Salvador Perez (2 for 4, run scored) and Nicky Lopez (2 for 3) each had two hits in Friday’s loss.
The Royals collected five hits to the Tigers’ three.
“It’s a long season,” Santana said. “Sometimes you have a bad series, you have a good series. We’re fighting. We’re fighting every game, the last seven games we’re fighting. We’re playing good defense. The pitching is doing a good job. The hitting is doing good. We’re trying to figure out how to win games.”
Perez’s two-out single helped set the stage for Santana’s first RBI of the season. After Perez’s single, Andrew Benintendi reached on a fielding error that pushed Perez into scoring position. Santana then smacked an 0-1, 96-mph fastball from Tigers left-hander Tarik Skubal into right field for a line-drive RBI single.
Skubal (1-1) allowed just the one unearned run on four hits in 5 2/3 innings. He struck out seven, six in the first three innings.
“We had a couple balls hit on the screws that didn’t carry too far, didn’t carry like we’d normally like them too,” Royals manager Mike Matheny said. “We had balls hit on the screws late that didn’t fall in. It’s the timely hits. We’ve talked in the past about the situational hitting. That wasn’t the case today. It was just trying to pile them on top of each other.
“We had some swing-and-miss early. Guys made a good adjustment, put good at-bats together. It was going be just one of those lock-down fights that ended up ending the wrong way.”
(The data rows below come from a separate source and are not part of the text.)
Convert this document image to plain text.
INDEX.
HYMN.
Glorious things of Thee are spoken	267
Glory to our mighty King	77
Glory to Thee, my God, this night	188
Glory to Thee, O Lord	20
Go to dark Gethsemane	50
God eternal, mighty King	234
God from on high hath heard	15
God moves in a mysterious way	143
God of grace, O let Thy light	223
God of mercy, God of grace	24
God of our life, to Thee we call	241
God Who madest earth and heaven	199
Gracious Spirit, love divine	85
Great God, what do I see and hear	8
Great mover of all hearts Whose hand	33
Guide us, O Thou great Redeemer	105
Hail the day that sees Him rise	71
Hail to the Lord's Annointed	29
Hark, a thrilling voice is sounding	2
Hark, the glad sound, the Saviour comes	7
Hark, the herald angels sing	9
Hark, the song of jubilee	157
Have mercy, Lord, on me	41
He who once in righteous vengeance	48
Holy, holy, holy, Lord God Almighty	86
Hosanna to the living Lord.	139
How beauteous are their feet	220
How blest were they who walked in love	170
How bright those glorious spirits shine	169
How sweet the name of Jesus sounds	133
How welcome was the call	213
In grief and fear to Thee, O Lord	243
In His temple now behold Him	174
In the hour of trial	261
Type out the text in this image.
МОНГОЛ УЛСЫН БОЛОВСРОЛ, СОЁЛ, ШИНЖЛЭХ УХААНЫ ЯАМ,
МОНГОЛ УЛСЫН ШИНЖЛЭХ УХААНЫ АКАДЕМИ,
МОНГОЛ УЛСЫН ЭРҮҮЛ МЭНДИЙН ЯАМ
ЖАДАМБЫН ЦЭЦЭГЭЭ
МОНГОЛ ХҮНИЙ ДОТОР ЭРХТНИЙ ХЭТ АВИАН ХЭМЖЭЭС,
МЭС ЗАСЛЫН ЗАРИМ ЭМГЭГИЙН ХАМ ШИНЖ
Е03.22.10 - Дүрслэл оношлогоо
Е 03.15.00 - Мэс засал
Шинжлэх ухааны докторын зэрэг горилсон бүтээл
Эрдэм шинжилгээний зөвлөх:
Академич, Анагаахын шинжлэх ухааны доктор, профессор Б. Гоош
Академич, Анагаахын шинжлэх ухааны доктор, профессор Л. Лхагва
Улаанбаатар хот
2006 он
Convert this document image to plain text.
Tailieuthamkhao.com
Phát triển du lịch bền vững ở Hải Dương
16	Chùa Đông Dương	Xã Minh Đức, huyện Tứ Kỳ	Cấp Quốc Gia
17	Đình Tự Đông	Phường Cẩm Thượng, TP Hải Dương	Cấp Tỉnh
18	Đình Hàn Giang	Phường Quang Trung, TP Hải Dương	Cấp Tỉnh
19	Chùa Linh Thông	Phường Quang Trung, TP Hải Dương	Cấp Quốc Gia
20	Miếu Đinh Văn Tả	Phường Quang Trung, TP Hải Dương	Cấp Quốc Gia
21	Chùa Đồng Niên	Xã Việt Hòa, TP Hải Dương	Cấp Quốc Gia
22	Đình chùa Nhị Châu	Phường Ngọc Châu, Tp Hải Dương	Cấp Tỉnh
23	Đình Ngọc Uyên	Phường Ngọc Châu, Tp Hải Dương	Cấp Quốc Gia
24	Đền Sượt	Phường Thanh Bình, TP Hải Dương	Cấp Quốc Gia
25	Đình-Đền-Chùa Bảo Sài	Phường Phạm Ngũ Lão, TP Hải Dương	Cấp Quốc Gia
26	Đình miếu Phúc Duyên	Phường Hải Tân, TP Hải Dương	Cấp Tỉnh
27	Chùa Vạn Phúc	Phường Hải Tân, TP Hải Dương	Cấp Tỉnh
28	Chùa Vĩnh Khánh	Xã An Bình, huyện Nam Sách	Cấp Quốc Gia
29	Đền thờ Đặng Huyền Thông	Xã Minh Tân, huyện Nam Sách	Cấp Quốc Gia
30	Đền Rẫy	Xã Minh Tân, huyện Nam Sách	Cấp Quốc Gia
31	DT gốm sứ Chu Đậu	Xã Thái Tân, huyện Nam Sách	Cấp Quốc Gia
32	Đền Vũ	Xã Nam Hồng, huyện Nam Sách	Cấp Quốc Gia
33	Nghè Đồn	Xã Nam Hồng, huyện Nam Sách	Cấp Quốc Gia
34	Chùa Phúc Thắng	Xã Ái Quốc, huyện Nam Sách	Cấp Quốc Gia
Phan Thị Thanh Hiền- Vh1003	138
Keller appeared to be in cruise control with the help of some outstanding glove work by infielders Bobby Witt Jr., Adalberto Mondesi and Lopez.
Keller gave up a one-out double to Tigers star Miguel Cabrera, but the next batter popped out to Mondesi at shortstop for the second out. Torkelson came to the plate with two outs and Cabrera on second.
Torkelson’s home run was the second of his major-league career, and he now has three consecutive games with an RBI.
“We were trying to go in,” Keller said. “That’s the thing. I felt like we executed the pitch. The pitch before, we went in and got a foul ball. We wanted to go further in, and that one just caught too much plate and went right into his barrel. It was tough. We wanted to go in. Just didn’t get it as far in as we wanted to go. So it was a tough one.”
In the eighth inning, Lopez’s leadoff single gave the Royals a glimmer of hope. However, Tigers reliever Joe iménez got Whit Merrifield to pop out and struck out Witt and Perez.
“That was one of the best-pitched games we’ve seen in a long time,” Matheny said. “Brad was so good. Everything he needed, he had today. It’s just a shame. But that was exactly what we needed. We needed somebody to come in and shut the door for us and give us an opportunity to do something offensively. But they pitched pretty well from the other side too.”
The series continues on Saturday afternoon with first pitch scheduled for 3:10 p.m. The Tigers (4-4) list right-hander Matt Manning (0-0, 1.50) as their probable starting pitcher, while left-hander Kris Bubic (0-1, 67.50) will start for the Royals.